Antigua and Barbuda is back in a drought with the rainfall for the last three months of 2017 being about half of what is usually experienced during that period.
This is according to climatologist Dale Destin, the deputy director of the Antigua and Barbuda Meteorological Services.
Destin noted that there are several types of drought, including meteorological, hydrological and agricultural.
A meteorological drought occurs when dry weather patterns dominate an area, while a hydrological drought occurs when low water supply becomes evident, especially in streams, reservoirs, and groundwater levels, usually after many months of meteorological drought.
An agricultural drought happens when crops become affected.
Destin believes the country is currently in a meteorological drought trending towards a hydrological one.
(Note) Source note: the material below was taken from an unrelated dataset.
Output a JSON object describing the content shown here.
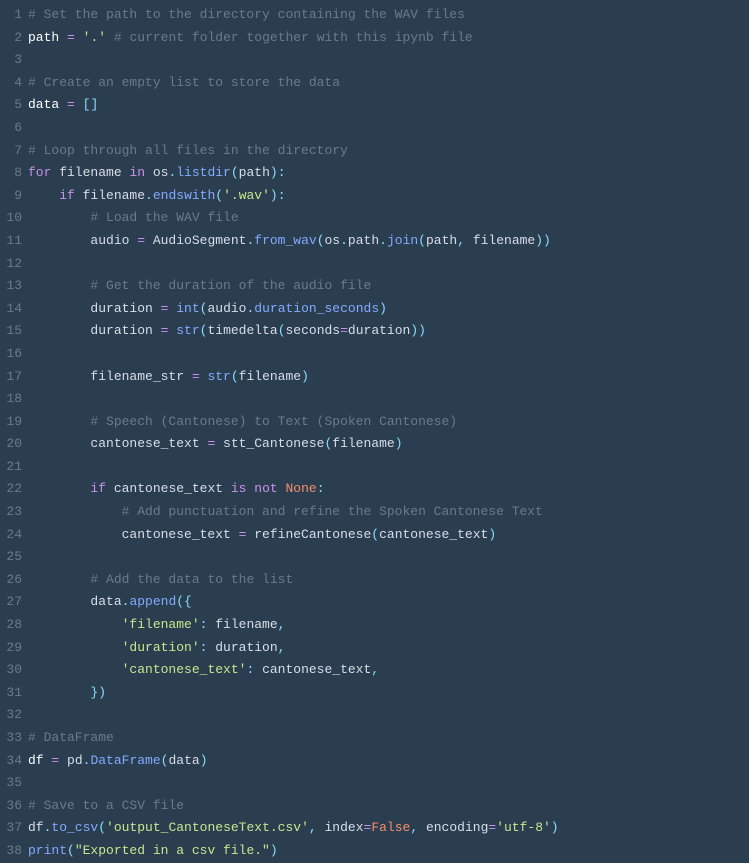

“The drought started October 2017, when less than 40 percent of the normal total rainfall fell for the month. It was the second driest October since 2000 and the 13th driest on record dating back to 1928. Normally, October is the wettest month of the year – averaging 161.0 mm, however, only 61.2 mm fell,” the climatologist stated.
And the November figures were worse with only 32 percent of its normal rainfall, the second driest month of the year and the driest November in 20 years.
According to Destin, December had near normal rainfall but it was not enough to have a positive effect on the drought.
“By the end of the three-month period ending December, the rainfall deficit for the said interval was around 49 percent. It is the sixth driest October-December period on record. At this deficit, the meteorological drought is deemed to be at serious levels,” Destin stated, with no firm end in sight.
“The chance of it ending over the upcoming three months is moderate, at best. It is more likely to remain the same or get worse. On average, serious meteorological droughts last around 11 months. The chance of a serious drought ending in a hurry, that is, in less than six months, is less than 20 percent.”
He said there were already signs of water catchments drying up with the Potworks Dam, the country’s largest catchment, well below half.